Chuvascos amazônicos trouxeram mais transtornos: logo no primeiro dia (10 de novembro), infiltrações no corredor da central de imprensa encharcaram o piso, forçando o isolamento da via com barreiras plásticas justamente o caminho para a transmissão de sinais audiovisuais. Na Cúpula dos Líderes, que precedeu o grosso das discussões, relatos de escassez de água potável se multiplicaram. Obras inconclusas na entrada da Zona Azul persistiram até o início, com estandes inacabados, e o calor opressivo nos pavilhões gerou queixas sobre refrigeração deficiente; os presentes recorreram a abanicos oficiais e aparelhos pessoais. Cortes intermitentes de energia e falhas nos sanitários agravaram o quadro, paralisando pautas em diversos momentos.

Manifestações adicionaram tensão ao ambiente. Na virada do segundo dia (11 de novembro), cerca de 50 ativistas, entre indígenas e apoiadores políticos (alguns identificados por camisetas do Psol), forçaram a barreira da Zona Azul sem credenciais, avariando um scanner de raios X e machucando dois guardas contratados pela ONU sem detenções registradas. O grupo clamava por impostos sobre fortunas bilionárias, freio ao corte de matas, medidas contra o superaquecimento e proibição à perfuração de óleo.
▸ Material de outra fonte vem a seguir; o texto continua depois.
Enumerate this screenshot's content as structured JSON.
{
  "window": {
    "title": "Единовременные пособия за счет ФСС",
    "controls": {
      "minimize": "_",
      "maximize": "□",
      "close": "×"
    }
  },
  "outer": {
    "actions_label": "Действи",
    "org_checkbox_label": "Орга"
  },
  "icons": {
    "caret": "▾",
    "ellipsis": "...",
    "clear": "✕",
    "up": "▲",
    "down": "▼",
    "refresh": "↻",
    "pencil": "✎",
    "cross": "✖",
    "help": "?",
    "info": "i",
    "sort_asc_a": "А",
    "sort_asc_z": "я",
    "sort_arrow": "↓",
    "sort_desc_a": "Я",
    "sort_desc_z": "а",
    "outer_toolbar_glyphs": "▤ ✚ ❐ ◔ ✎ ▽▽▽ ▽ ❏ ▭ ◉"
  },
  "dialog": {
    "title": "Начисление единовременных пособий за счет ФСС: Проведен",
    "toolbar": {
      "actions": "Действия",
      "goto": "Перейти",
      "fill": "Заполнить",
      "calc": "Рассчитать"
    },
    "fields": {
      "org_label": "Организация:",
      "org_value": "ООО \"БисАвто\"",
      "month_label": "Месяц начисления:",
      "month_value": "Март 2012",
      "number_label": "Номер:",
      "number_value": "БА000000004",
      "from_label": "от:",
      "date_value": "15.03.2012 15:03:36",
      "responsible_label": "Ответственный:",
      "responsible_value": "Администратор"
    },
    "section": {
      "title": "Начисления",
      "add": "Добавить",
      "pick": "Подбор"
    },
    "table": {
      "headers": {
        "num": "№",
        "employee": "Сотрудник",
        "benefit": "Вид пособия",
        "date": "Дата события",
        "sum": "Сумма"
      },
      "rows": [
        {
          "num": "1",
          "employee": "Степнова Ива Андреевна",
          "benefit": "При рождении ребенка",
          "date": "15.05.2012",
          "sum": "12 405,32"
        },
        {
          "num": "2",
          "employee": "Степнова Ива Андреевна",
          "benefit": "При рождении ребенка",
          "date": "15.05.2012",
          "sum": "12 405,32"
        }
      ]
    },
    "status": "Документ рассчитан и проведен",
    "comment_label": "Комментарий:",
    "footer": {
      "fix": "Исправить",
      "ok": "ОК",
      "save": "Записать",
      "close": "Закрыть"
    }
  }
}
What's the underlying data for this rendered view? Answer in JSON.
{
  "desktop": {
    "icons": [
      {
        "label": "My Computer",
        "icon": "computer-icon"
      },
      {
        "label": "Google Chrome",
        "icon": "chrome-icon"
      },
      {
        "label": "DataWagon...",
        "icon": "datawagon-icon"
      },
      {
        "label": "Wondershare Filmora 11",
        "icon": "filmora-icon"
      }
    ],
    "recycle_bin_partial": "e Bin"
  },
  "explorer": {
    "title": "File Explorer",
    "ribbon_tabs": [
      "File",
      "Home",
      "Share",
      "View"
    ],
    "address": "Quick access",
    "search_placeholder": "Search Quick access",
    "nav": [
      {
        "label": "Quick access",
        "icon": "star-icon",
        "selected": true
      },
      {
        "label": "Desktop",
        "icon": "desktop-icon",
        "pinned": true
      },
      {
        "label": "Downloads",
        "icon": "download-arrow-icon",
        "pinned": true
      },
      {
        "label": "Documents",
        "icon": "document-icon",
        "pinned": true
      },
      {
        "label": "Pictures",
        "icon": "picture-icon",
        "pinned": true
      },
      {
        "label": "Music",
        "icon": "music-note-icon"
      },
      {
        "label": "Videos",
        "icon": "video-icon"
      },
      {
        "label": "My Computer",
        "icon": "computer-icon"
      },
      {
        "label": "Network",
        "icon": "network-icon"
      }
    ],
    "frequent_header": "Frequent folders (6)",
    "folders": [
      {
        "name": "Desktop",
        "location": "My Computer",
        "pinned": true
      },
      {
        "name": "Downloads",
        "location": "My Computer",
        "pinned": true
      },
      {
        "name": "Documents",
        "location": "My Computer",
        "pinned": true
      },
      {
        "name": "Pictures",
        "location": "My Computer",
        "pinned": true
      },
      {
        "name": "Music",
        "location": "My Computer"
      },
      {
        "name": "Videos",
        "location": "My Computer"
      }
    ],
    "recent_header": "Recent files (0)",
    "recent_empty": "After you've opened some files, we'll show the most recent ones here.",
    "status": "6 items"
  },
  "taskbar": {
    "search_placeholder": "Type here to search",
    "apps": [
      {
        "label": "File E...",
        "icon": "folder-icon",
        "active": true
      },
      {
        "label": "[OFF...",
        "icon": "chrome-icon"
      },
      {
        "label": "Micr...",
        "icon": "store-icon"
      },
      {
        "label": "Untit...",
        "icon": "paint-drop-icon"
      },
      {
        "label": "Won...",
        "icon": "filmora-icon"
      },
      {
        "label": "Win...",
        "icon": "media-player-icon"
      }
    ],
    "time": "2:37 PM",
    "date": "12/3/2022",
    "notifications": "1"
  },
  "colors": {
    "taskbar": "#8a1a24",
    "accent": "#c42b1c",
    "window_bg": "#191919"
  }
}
No quinto dia (14 de novembro), uma barreira indígena obstruiu novamente o tráfego na área restrita.

Friedrich Merz, chanceler alemão, que integrou a Cúpula, não poupou ironia: em 13 de novembro, comentou que ele e a equipe de repórteres teutônicos se sentiram “contentes” ao embarcar de volta para casa em 7 de novembro, aludindo aos incômodos acumulados.

Janja Lula da Silva, por sua vez, assumiu protagonismo maior que muitos titulares de ministérios ou o próprio chefe da COP30, mas tropeçou em uma declaração durante entrevista, referindo-se a “atoras” termo ausente do português padrão.

O clímax das adversidades veio na quinta-feira (20 de novembro), véspera do término: chamas consumiram parte dos pavilhões na Zona Azul, obrigando a evacuação imediata de jornalistas, diplomatas e autoridades; felizmente, sem vítimas graves, mas com interrupção nas tratativas sensíveis. Kiara Worth, fotógrafa da ONU que documentou o episódio, qualificou a experiência da COP30 como “bíblica” em postagens nas redes, evocando as provações extremas vividas.

Fora do perímetro oficial, um contratempo inusitado envolveu visitantes: na sexta à noite (21 de novembro), um casal de turistas estrangeiros escorregou em um poço aberto na praia do bairro Brasília, perto do cais dos navios; resgatados sem sequelas sérias.

As negociações finais, prorrogadas em 24 horas, transpiraram frustração: o Planalto pressionou por inserções, com Lula retornando a Belém em 19 de novembro, mas o “Mutirão Global” termo de origem indígena para ação coletiva foi visto como conquista retórica, complicada pela barreira linguística para delegados internacionais. Críticos apontaram que as concessões brasileiras diluíram o rigor das barganhas em curso.